Reporter:Yulie Afriyani
PALEMBANG, Mattanews.co- Penyebab bencana ekologis di Sumsel karena maraknya aktivitas lahan industri yang berbasiskan sumber daya alam,Sehingga pembangunan yang salama turut berperan menjadi penyebabnya.Disampaikan oleh Direktur Eksekutif Walhi Provinsi Sumsel M Hairul Sobri saat acara publikasi tinjauan lingkungan hidup, Selasa (15/1/2019).
“Selama tahun 2018, WALHI Sumsel mencatat ada 176 terjadi bencana di 15 Kabupaten/kota di Sumsel, seperti 57 kebakaran hutan, banjir 44 kali, longsor 7 kali, kekeringan 5 kali dan pencemaran sungai 63 kali,”katanya.
Untuk itu, Sejauh ini untuk wilayah Sumsel jauh dari bencana besar, tapi cuma bencana ekologis, karena sistem tata kelolah saat ini sangat minim.
“Palembang paling banyak bencana ekologis. Kita melihat belum ada langkah dari Pemkot untuk mengatasi bencana banjir.
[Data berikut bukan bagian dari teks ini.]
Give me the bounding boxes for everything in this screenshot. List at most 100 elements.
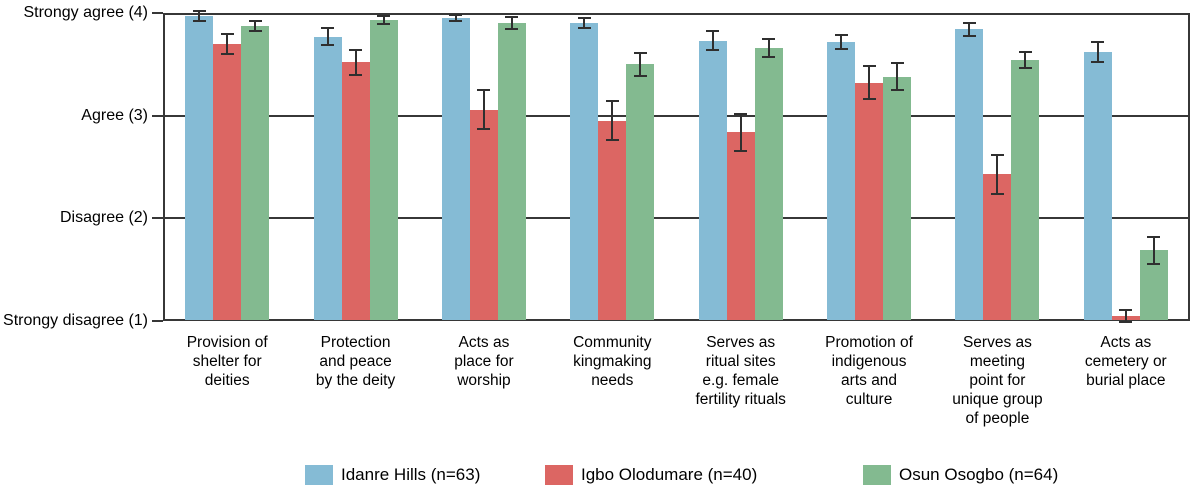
x-label-line: burial place — [1086, 372, 1166, 389]
error-bar-cap-top — [605, 100, 619, 103]
x-axis-category-label: Acts as cemetery or burial place — [1051, 333, 1200, 390]
bar-igbo-cat2 — [341, 62, 370, 320]
error-bar-line — [1152, 235, 1155, 265]
error-bar-cap-bottom — [962, 34, 976, 37]
error-bar-line — [739, 112, 742, 152]
error-bar-cap-bottom — [477, 128, 491, 131]
error-bar — [890, 62, 904, 91]
legend-swatch — [545, 465, 573, 485]
error-bar-cap-bottom — [734, 149, 748, 152]
bar-igbo-cat3 — [469, 109, 498, 320]
x-label-line: and peace — [319, 353, 392, 370]
error-bar-cap-bottom — [834, 47, 848, 50]
legend-label: Igbo Olodumare (n=40) — [581, 465, 758, 484]
error-bar-cap-top — [862, 65, 876, 68]
error-bar-cap-top — [734, 112, 748, 115]
x-axis-category-label: Protection and peace by the deity — [281, 333, 431, 390]
error-bar-cap-bottom — [577, 27, 591, 30]
error-bar-cap-bottom — [449, 20, 463, 23]
x-label-line: Protection — [320, 334, 391, 351]
y-axis-tick — [152, 114, 163, 117]
error-bar-cap-top — [192, 9, 206, 12]
error-bar-line — [868, 65, 871, 101]
x-label-line: kingmaking — [573, 353, 652, 370]
error-bar-cap-bottom — [1091, 61, 1105, 64]
x-label-line: arts and — [841, 372, 898, 389]
error-bar-line — [454, 14, 457, 23]
y-axis-tick — [152, 320, 163, 322]
error-bar-line — [968, 22, 971, 37]
bar-idanre-cat3 — [441, 18, 470, 320]
y-axis-tick — [152, 12, 163, 14]
error-bar — [734, 112, 748, 152]
error-bar-cap-bottom — [192, 20, 206, 23]
error-bar-cap-bottom — [1147, 262, 1161, 265]
error-bar-cap-bottom — [990, 192, 1004, 195]
legend-label: Osun Osogbo (n=64) — [899, 465, 1059, 484]
error-bar-line — [482, 88, 485, 131]
bar-idanre-cat6 — [827, 41, 856, 320]
error-bar-cap-bottom — [349, 73, 363, 76]
error-bar — [248, 20, 262, 33]
error-bar — [449, 14, 463, 23]
error-bar — [220, 32, 234, 56]
error-bar-cap-top — [377, 15, 391, 18]
error-bar-cap-bottom — [862, 98, 876, 101]
error-bar-cap-top — [248, 20, 262, 23]
error-bar — [577, 17, 591, 30]
x-label-line: e.g. female — [702, 372, 780, 389]
error-bar — [962, 22, 976, 37]
error-bar-line — [996, 153, 999, 195]
error-bar — [477, 88, 491, 131]
x-axis-category-label: Acts as place for worship — [409, 333, 559, 390]
error-bar-line — [1024, 50, 1027, 70]
error-bar-line — [254, 20, 257, 33]
bar-idanre-cat2 — [313, 36, 342, 320]
y-axis-tick-label: Strongy disagree (1) — [3, 312, 148, 329]
x-label-line: Community — [573, 334, 652, 351]
error-bar — [1147, 235, 1161, 265]
error-bar-cap-top — [321, 27, 335, 30]
error-bar — [862, 65, 876, 101]
x-axis-category-label: Provision of shelter for deities — [152, 333, 302, 390]
error-bar-line — [382, 15, 385, 26]
bar-idanre-cat1 — [185, 16, 214, 320]
x-axis-category-label: Promotion of indigenous arts and culture — [794, 333, 944, 409]
error-bar — [834, 33, 848, 50]
error-bar — [633, 52, 647, 77]
error-bar-line — [1096, 40, 1099, 64]
error-bar-cap-bottom — [890, 89, 904, 91]
error-bar-cap-top — [1147, 235, 1161, 238]
legend-label: Idanre Hills (n=63) — [341, 465, 481, 484]
x-label-line: ritual sites — [705, 353, 776, 370]
bar-osun-cat4 — [626, 64, 655, 320]
error-bar — [377, 15, 391, 26]
y-axis-tick-label: Agree (3) — [81, 106, 148, 124]
error-bar-line — [510, 16, 513, 31]
x-label-line: meeting — [969, 353, 1026, 370]
x-label-line: unique group — [952, 391, 1043, 408]
error-bar-cap-top — [962, 22, 976, 25]
error-bar-cap-top — [220, 32, 234, 35]
bar-igbo-cat1 — [213, 43, 242, 320]
bar-igbo-cat6 — [855, 82, 884, 320]
error-bar-line — [1124, 308, 1127, 324]
bar-idanre-cat5 — [698, 40, 727, 320]
bar-osun-cat6 — [883, 76, 912, 320]
error-bar-cap-bottom — [1119, 321, 1133, 324]
y-axis-tick-label: Strongy agree (4) — [23, 4, 148, 21]
error-bar-line — [767, 37, 770, 59]
bar-osun-cat2 — [369, 20, 398, 320]
bar-igbo-cat4 — [598, 120, 627, 320]
error-bar-cap-top — [577, 17, 591, 20]
error-bar-cap-bottom — [706, 48, 720, 51]
legend-swatch — [305, 465, 333, 485]
x-label-line: worship — [457, 372, 511, 389]
x-label-line: Acts as — [1100, 334, 1152, 351]
bar-osun-cat5 — [754, 47, 783, 320]
error-bar-line — [639, 52, 642, 77]
error-bar-cap-top — [890, 62, 904, 65]
bar-igbo-cat5 — [726, 132, 755, 320]
error-bar-line — [326, 27, 329, 46]
error-bar — [505, 16, 519, 31]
Pasalnya dari Rumah Terbuka Hijau (RTH) ada yang digunakan untuk kepentingan bisnis. dan ada beberapa mall, pembangunan yang tidak memiliki amdal. Seharusnya Pemkot melalui RPJMD ini harus jadi perhatian serius. Sehingga Palembang bebas banjir,” ungkapnya.
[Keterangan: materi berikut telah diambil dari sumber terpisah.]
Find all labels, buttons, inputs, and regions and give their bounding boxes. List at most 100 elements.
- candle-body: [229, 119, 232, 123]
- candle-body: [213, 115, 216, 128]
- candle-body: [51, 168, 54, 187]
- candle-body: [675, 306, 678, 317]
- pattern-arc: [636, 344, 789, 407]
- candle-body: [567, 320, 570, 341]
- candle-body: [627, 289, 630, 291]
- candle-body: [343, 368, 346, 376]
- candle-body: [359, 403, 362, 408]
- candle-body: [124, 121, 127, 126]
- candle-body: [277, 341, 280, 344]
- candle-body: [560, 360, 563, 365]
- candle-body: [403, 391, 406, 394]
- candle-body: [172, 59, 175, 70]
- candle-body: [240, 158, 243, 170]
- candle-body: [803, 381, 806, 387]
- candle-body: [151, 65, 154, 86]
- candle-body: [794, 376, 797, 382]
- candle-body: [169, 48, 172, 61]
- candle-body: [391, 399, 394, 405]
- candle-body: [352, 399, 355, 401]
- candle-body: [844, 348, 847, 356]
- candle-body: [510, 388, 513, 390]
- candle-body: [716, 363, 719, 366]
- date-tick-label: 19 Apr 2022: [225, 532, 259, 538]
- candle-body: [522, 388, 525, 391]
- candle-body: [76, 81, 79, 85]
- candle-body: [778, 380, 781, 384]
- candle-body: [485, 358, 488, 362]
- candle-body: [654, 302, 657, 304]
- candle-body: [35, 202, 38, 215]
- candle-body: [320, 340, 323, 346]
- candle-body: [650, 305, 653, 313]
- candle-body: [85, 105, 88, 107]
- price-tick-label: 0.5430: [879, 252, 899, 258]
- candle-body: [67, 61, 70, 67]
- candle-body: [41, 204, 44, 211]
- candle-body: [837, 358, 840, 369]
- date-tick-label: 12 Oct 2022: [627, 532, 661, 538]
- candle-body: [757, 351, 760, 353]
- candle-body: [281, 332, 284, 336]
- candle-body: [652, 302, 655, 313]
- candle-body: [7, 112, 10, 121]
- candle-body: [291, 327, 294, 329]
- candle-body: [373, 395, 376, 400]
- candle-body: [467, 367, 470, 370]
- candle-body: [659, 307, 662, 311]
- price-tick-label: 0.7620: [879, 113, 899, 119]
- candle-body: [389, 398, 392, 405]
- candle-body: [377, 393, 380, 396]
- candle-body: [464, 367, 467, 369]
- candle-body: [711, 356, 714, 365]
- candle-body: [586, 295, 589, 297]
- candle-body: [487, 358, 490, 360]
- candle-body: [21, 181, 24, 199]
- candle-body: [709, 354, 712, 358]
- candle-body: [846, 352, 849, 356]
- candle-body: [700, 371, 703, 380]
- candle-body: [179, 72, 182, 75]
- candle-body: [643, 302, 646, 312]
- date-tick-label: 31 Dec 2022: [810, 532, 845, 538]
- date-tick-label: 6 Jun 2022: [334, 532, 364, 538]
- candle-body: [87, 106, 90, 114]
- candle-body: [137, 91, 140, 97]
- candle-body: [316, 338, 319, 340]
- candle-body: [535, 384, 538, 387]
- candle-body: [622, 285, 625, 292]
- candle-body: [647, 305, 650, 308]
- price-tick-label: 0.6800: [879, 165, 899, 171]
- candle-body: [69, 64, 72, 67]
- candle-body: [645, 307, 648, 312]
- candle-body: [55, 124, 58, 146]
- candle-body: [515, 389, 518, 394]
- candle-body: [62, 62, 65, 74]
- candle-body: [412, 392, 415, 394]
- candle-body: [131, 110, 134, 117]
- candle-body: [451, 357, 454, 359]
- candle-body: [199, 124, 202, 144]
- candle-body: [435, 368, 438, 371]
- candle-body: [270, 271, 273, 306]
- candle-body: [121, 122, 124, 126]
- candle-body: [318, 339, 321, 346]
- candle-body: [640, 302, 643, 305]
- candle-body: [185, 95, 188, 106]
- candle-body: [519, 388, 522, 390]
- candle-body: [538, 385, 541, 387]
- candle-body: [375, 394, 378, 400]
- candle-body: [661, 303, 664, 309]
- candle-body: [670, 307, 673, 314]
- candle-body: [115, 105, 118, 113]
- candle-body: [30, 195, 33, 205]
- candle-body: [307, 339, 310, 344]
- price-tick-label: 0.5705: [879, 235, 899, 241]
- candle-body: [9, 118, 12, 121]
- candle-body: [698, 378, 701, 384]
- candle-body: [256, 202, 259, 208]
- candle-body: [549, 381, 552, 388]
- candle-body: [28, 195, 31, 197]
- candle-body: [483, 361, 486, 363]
Menurut Hairul, untuk di daerah dirinya menilai saat ini untuk pengawasan lingkungan hidup masih lemah, karena ada alih fungsi lahan dan izin baru masih dikeluarkan pemda.
“Kita tidak bisa melawan alam. Harus benar benar dikaji, jangan hanya kepentingan bisnis. Membanjir izin -izin. Ini merusak daerah itu sendiri. Sehingga berdampak pada masyarakat kecil terutama petani,” katanya.
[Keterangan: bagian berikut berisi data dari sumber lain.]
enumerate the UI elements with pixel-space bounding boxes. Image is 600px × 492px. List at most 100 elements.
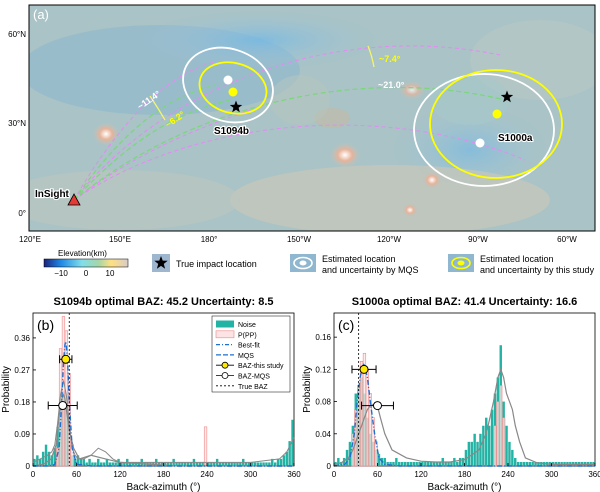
ppp-bar xyxy=(496,401,500,467)
noise-bar xyxy=(450,461,453,466)
noise-bar xyxy=(256,462,259,466)
noise-bar xyxy=(41,451,45,466)
x-tick-label: 120 xyxy=(113,470,127,479)
panel-label-a: (a) xyxy=(33,7,49,22)
lon-tick-label: 60°W xyxy=(557,235,577,244)
noise-bar xyxy=(519,461,523,466)
x-tick-label: 360 xyxy=(287,470,301,479)
x-tick-label: 120 xyxy=(414,470,428,479)
noise-bar xyxy=(273,462,277,466)
y-tick-label: 0.27 xyxy=(14,366,30,375)
legend-label: BAZ-this study xyxy=(238,363,284,370)
noise-bar xyxy=(429,461,433,466)
noise-bar xyxy=(131,462,135,466)
y-tick-label: 0.16 xyxy=(315,333,331,342)
noise-bar xyxy=(453,457,456,466)
noise-bar xyxy=(403,461,407,466)
terrain-highland xyxy=(470,20,595,100)
noise-bar xyxy=(395,457,398,466)
s1094b-study-ellipse xyxy=(198,61,268,115)
volcano-elysium xyxy=(92,122,120,146)
noise-bar xyxy=(268,462,271,466)
baz-mqs-marker xyxy=(373,401,382,411)
noise-bar xyxy=(458,457,462,466)
noise-bar xyxy=(123,462,126,466)
angle-arc-s1000a xyxy=(367,45,375,68)
y-tick-label: 0.09 xyxy=(14,430,30,439)
y-tick-label: 0 xyxy=(327,462,332,471)
noise-fit-line xyxy=(32,380,295,463)
x-tick-label: 240 xyxy=(501,470,515,479)
ppp-bar xyxy=(56,447,60,467)
noise-bar xyxy=(157,462,161,466)
legend-mqs-dot-icon xyxy=(299,260,307,266)
terrain-highland xyxy=(29,170,240,230)
noise-bar xyxy=(456,461,459,466)
s1000a-study-location xyxy=(492,109,502,119)
colorbar-title: Elevation(km) xyxy=(58,249,107,258)
path-s1094b-upper xyxy=(73,61,216,201)
noise-bar xyxy=(50,455,54,466)
noise-bar xyxy=(291,419,294,466)
baz-mqs-marker xyxy=(58,401,68,411)
lon-ticks: 120°E 150°E 180° 150°W 120°W 90°W 60°W xyxy=(19,235,577,244)
noise-bar xyxy=(195,462,199,466)
noise-bar xyxy=(33,458,36,466)
noise-bar xyxy=(134,462,138,466)
x-axis-label: Back-azimuth (°) xyxy=(427,482,501,492)
noise-bar xyxy=(76,455,80,466)
baz-this-study-marker xyxy=(61,354,71,364)
x-tick-label: 0 xyxy=(31,470,36,479)
noise-bar xyxy=(505,425,508,466)
noise-bar xyxy=(461,457,465,466)
map-panel: InSight S1094b S1000a ~11.4° ~6.2° ~7.4°… xyxy=(8,4,596,278)
noise-bar xyxy=(282,455,286,466)
noise-bar xyxy=(528,461,531,466)
colorbar: Elevation(km) −10 0 10 xyxy=(43,249,129,278)
legend-study-line2: and uncertainty by this study xyxy=(480,265,595,275)
noise-bar xyxy=(247,462,251,466)
legend-label: Noise xyxy=(238,322,256,329)
legend-label: MQS xyxy=(238,353,254,360)
y-tick-label: 0.36 xyxy=(14,334,30,343)
noise-bar xyxy=(198,462,201,466)
noise-bar xyxy=(44,444,48,466)
noise-bar xyxy=(444,461,447,466)
noise-bar xyxy=(392,461,395,466)
x-tick-label: 60 xyxy=(72,470,81,479)
legend-true-location: True impact location xyxy=(176,259,257,269)
noise-bar xyxy=(108,462,112,466)
noise-bar xyxy=(82,458,85,466)
noise-bar xyxy=(479,433,482,466)
noise-bar xyxy=(224,462,228,466)
noise-bar xyxy=(470,441,473,466)
noise-bar xyxy=(288,441,291,466)
s1094b-study-location xyxy=(228,87,238,97)
noise-bar xyxy=(250,462,254,466)
legend-ppp-swatch xyxy=(215,330,235,339)
x-tick-label: 180 xyxy=(458,470,472,479)
noise-bar xyxy=(534,461,537,466)
best-fit-line xyxy=(33,341,294,467)
lon-tick-label: 90°W xyxy=(468,235,488,244)
noise-bar xyxy=(516,461,520,466)
noise-bar xyxy=(85,462,88,466)
ppp-bar xyxy=(61,316,66,467)
noise-bar xyxy=(262,462,265,466)
noise-bar xyxy=(239,462,242,466)
legend-label: BAZ-MQS xyxy=(238,374,270,381)
x-axis-label: Back-azimuth (°) xyxy=(126,482,200,492)
path-s1000a-upper xyxy=(73,45,501,201)
ppp-bar xyxy=(203,426,208,467)
legend-study-dot-icon xyxy=(457,260,465,266)
noise-bar xyxy=(221,462,225,466)
noise-bar xyxy=(432,461,436,466)
noise-bar xyxy=(345,449,349,466)
noise-bar xyxy=(91,462,94,466)
noise-bar xyxy=(427,461,430,466)
chart-c: S1000a optimal BAZ: 41.4 Uncertainty: 16… xyxy=(302,296,600,492)
ppp-bar xyxy=(499,385,503,467)
noise-bar xyxy=(227,462,230,466)
lon-tick-label: 180° xyxy=(201,235,218,244)
noise-bar xyxy=(435,461,439,466)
Lanjut Hairul,Selain izin soal lain juga disebabkan oleh energi, Karena Sumsel cukup banyak ingin membangun PLTU. Yang 98 persen milik swasta, dan 2 persen milik PLN.
” Batubara bahan PLTU, Kalau PLTU terus dibangun, pengurangan emisi tidak akan terlaksana. Sumsel komitmen menekan 17 persen seluruh emisi Nasional.Kami tidak melihat hal itu,” tandas.